The present The Narendra Modi government made its intent clear during the election campaign, namely removal of tax terrorism and bringing about stability and certainty in tax policies. To its credit, there have been virtually no major retrospective amendments in the four Budgets presented by Finance Minister Arun Jaitley. Also, there have been demonstrable efforts in issuing a huge number of administrative clarifications so as to avoid protracted litigation. In several cases the government decided to close litigation by not appealing to higher judicial forums, where it felt that its position was no longer tenable. Then, we saw the “surgical strikes” to enhance the tax base through measures such as demonetisation, amnesty schemes, legislative measures, signing of information-sharing agreements with several countries and anti-evasion and transparency measures like General Anti-Avoidance Rules and Base Erosion and Profit Shift action points.
Two areas of concern remain: One, discretion to tax authorities, which despite the best of efforts, continues to creep into newer legislative provisions; second, the drafting of laws, which still leads to multiple interpretations and scope for avoidable litigation.
The future
Tax policy in India @ 70 has matured from the days post Independence. In keeping with the resolve and energy of this government, it would be nice to see India @ 75 with the following features:-
*Tax-GDP ratio: A significant expansion of tax base propelled by demonetisation, GST and the use of data analytics by the tax administration should result in an increase in India’s total tax-to-GDP ratio (Centre and states) from the current level of 16.6 per cent to 20 per cent. This will bring India on a par with China and Mexico.
*Corporate tax rate (CTR): There should be considerable scaling down of the plethora of exemptions and deductions. This should enable a “clean” CTR of 25 per cent (without any surcharges) and removal of the dividend distribution tax. It would be far better to revert to a “classical” system of dividend taxation, wherein individual shareholders (earning dividend income above a particular limit) are taxable.
*Share of personal income tax (PIT): While there is a steady growth in individual taxpayers, India’s PIT share of GDP is quite low (only seven taxpayers for every 100 voters). Brazil and Turkey have twice the share of PIT revenues being contributed by India. India needs to significantly increase its share of PIT to GDP from the current low of two per cent to at least four or five per cent.

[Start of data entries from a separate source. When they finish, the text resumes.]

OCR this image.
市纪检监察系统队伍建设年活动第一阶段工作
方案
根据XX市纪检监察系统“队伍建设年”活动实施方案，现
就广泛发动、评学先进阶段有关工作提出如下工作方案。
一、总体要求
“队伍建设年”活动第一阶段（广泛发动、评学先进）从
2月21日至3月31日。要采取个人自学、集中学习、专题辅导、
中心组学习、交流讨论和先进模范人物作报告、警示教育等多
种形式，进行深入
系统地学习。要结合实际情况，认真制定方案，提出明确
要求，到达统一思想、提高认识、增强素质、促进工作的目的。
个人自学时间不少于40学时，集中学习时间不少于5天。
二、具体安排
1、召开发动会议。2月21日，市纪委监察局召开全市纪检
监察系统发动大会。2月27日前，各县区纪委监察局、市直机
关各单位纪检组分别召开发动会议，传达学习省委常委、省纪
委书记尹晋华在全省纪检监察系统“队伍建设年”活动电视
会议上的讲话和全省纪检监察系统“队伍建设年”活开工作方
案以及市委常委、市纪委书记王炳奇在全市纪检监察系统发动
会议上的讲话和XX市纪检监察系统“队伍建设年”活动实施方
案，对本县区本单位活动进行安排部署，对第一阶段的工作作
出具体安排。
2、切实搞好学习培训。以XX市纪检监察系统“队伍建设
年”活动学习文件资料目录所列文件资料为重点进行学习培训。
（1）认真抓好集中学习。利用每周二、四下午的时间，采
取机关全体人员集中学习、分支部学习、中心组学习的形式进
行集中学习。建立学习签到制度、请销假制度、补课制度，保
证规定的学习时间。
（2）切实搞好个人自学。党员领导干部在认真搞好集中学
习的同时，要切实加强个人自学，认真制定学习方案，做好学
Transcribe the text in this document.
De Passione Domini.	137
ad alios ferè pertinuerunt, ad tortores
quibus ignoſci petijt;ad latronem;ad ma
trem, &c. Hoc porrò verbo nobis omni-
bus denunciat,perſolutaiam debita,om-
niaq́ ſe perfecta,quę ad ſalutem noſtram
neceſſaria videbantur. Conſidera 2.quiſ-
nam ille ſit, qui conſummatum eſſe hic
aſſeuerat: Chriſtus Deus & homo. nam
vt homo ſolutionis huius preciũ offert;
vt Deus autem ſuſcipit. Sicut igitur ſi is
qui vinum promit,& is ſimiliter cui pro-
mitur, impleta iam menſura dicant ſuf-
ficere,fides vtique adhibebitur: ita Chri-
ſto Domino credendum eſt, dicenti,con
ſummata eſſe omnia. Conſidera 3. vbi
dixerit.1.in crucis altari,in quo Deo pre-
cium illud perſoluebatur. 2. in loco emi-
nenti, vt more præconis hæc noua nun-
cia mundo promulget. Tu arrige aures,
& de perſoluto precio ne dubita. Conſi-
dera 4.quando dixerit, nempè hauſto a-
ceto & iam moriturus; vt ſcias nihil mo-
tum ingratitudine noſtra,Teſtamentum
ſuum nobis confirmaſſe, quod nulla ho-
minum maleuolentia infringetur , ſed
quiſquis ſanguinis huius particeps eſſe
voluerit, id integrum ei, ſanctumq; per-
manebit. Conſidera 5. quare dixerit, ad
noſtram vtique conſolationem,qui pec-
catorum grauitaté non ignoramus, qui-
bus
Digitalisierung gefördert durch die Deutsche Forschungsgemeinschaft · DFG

*Digital tax administration: Mexico has shown the way by becoming a “Level 4” digital tax administration. This requires 100 per cent compliance with maintenance and transmission of tax as well as detailed transactional information in an electronic format. Using this detailed transactional data, the Mexican tax authority performs real-time analysis and issues e-audits and assessments. With increasing focus on Digital India, India should be looking to become a “Level 5” tax administration with “e-matches” (of data from myriad sources), “e-audits” (electronic audits) and “e-assess” (tax authority using submitted data to send an “e assessment” to the taxpayer).
*Rationalisation of GST rates: There should be no more than three slabs of GST rates and complete harmony of rates between various components in the supply chain and finished products. Further, a majority of items should fall under the 12 per cent rate. This will go a long way in facilitating an incremental growth in GDP of 1.5-2 per cent due to GST.